Le traducteur de la nouvelle " Un musicien déchu ", Bernard Kreise, souligne dans son commentaire, que le personnage dont s’inspira Tolstoï fascina également son homonyme Alexeï Tolstoï qui écrira la même année un poème sur ce violoniste génial dont il évoque les " yeux fous ", le jeu qui " torture la conscience " des auditeurs transportés sur " les rives d’une patrie oubliée ", faisant ainsi, comme dans la nouvelle, le lien entre musique et mémoire.

Certains contemporains de Tolstoï ne comprirent pas cette nouvelle, dont les idées sont très éloignées des préoccupations sociales ou philosophiques de l’intelligentsia, et la critiquèrent

dans la mesure où le monde dans lequel la musique plonge les auditeurs du violoniste leur semble supérieur à la réalité quotidienne dans laquelle ils s’agitent vainement.

La musique, qui transporte l’auditeur dans un mythique âge d’or d’une jeunesse irrémédiablement perdue, provoque une fuite de la réalité présentée comme insupportable dans une optique quasi-dostoïevskienne.

Grâce à la musique, le rêve devient supérieur au réel ; or la préoccupation sociale ou philosophique était de rigueur en Russie et s’en écarter devenait un péché " .

Tolstoï réfléchit à l’époque à la place de l’art, à son rôle dans la société, et il se présente comme un partisan de l’art pur (" La beauté est dans l’autre monde ") position fort éloignée de celle de l’intelligentsia progressiste voulant mettre l’art au service d’une cause.

Comme d’autres écrivains ( Pouchkine, Gogol ), il ne se sent pas à l’aise en Russie et ne se sent pas en accord avec le monde littéraire de son pays.

Il dénonce le néant d’une certaine vie menée par ses semblables qui préfèrent la tranquillité d’une vie médiocre à la sublimité que l’art leur dévoile et il conteste violemment les institutions, comme l’Eglise, qui génèrent cette médiocrité existentielle ( ce qui lui vaudra d’être excommunié ).

Le 15 septembre 1857, alors qu’il termine l’écriture de sa nouvelle, Tolstoï note dans son journal : " J’ai écrit quatre excellentes feuilles ardentes " 
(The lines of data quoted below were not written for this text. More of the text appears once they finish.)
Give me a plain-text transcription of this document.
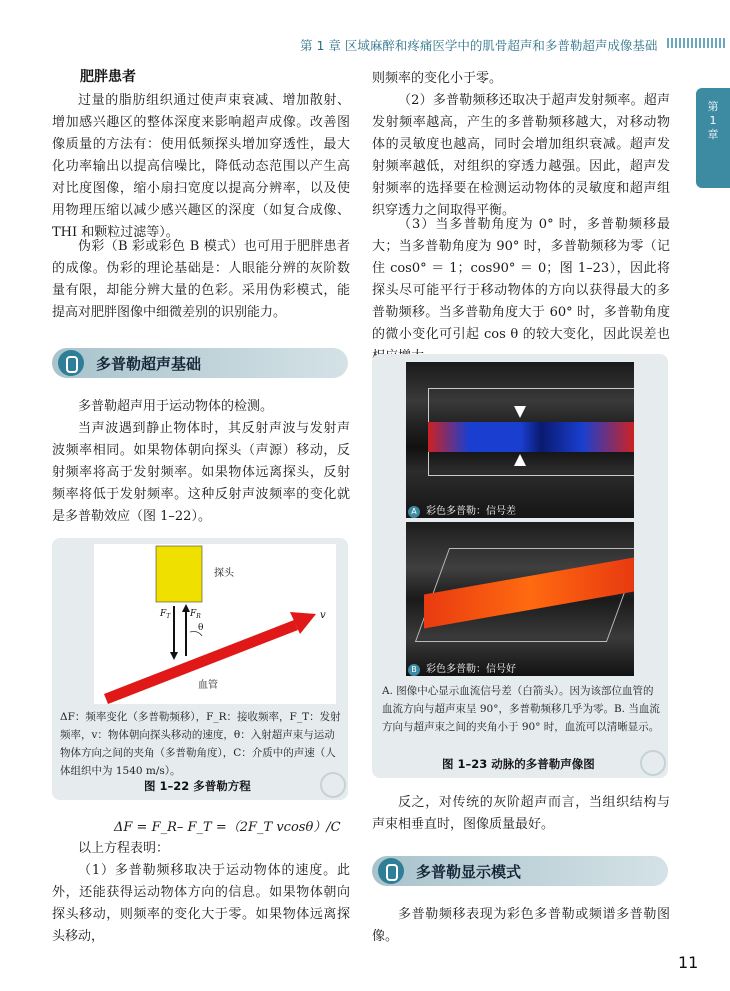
第 1 章 区域麻醉和疼痛医学中的肌骨超声和多普勒超声成像基础
第
1
章
肥胖患者

过量的脂肪组织通过使声束衰减、增加散射、增加感兴趣区的整体深度来影响超声成像。改善图像质量的方法有：使用低频探头增加穿透性，最大化功率输出以提高信噪比，降低动态范围以产生高对比度图像，缩小扇扫宽度以提高分辨率，以及使用物理压缩以减少感兴趣区的深度（如复合成像、THI 和颗粒过滤等）。

伪彩（B 彩或彩色 B 模式）也可用于肥胖患者的成像。伪彩的理论基础是：人眼能分辨的灰阶数量有限，却能分辨大量的色彩。采用伪彩模式，能提高对肥胖图像中细微差别的识别能力。

多普勒超声基础

多普勒超声用于运动物体的检测。

当声波遇到静止物体时，其反射声波与发射声波频率相同。如果物体朝向探头（声源）移动，反射频率将高于发射频率。如果物体远离探头，反射频率将低于发射频率。这种反射声波频率的变化就是多普勒效应（图 1–22）。

探头
$F_T$ $F_R$
θ
v
血管
ΔF：频率变化（多普勒频移），F_R：接收频率，F_T：发射频率，v：物体朝向探头移动的速度，θ：入射超声束与运动物体方向之间的夹角（多普勒角度），C：介质中的声速（人体组织中为 1540 m/s）。
图 1–22 多普勒方程
ΔF = F_R– F_T =（2F_T vcosθ）/C

以上方程表明：

（1）多普勒频移取决于运动物体的速度。此外，还能获得运动物体方向的信息。如果物体朝向探头移动，则频率的变化大于零。如果物体远离探头移动，

则频率的变化小于零。

（2）多普勒频移还取决于超声发射频率。超声发射频率越高，产生的多普勒频移越大，对移动物体的灵敏度也越高，同时会增加组织衰减。超声发射频率越低，对组织的穿透力越强。因此，超声发射频率的选择要在检测运动物体的灵敏度和超声组织穿透力之间取得平衡。

（3）当多普勒角度为 0° 时，多普勒频移最大；当多普勒角度为 90° 时，多普勒频移为零（记住 cos0° ＝ 1；cos90° ＝ 0；图 1–23），因此将探头尽可能平行于移动物体的方向以获得最大的多普勒频移。当多普勒角度大于 60° 时，多普勒角度的微小变化可引起 cos θ 的较大变化，因此误差也

A 彩色多普勒：信号差
B 彩色多普勒：信号好
A. 图像中心显示血流信号差（白箭头）。因为该部位血管的血流方向与超声束呈 90°，多普勒频移几乎为零。B. 当血流方向与超声束之间的夹角小于 90° 时，血流可以清晰显示。
图 1–23 动脉的多普勒声像图

反之，对传统的灰阶超声而言，当组织结构与声束相垂直时，图像质量最好。

多普勒显示模式

多普勒频移表现为彩色多普勒或频谱多普勒图像。

11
. Ces pages, qui décrivent un étonnant rêve, chargé de sensualité, que fait l’un des auditeurs du violoniste Albert, ne furent pas néanmoins incluses dans la version définitive. La strophe finale est particulièrement émouvante :

" Voilà ce que les sonorités de la musique firent se remémorer à l’homme étendu sur le canapé, et il en pleurait. Il pleurait non parce qu’ était passé un temps qu’il aurait pu mieux employer : si on le lui avait redonné, il ne l’aurait pas mieux employé. Mais il pleurait car ce temps était passé, il était passé et jamais il ne reviendrait.

Le souvenir de cette soirée traversait son esprit dans les moindres détails, peut-être parce que les sons qu’Albert tirait de son violon ressemblaient à ceux du violon du Juif qui avait joué à cette soirée de noces, peut-être aussi parce que cette époque avait été une époque de beauté et de force, et parce que les sons d’Albert n’étaient que beauté et force.

Ensuite, le violon d’Albert ne cessa de dire une seule et même chose. Il disait : il est passé ce temps, il est passé et jamais il ne reviendra ; pleure, pleure pour lui, pleure toutes tes larmes que tu verses sur cette époque, cela est tout de même le plus beau des bonheurs qui te restent sur cette terre. Et il pleurait de plaisir ".

Cette belle page évoque la recherche du temps perdu que Proust sut si bien retrouver ! D.G.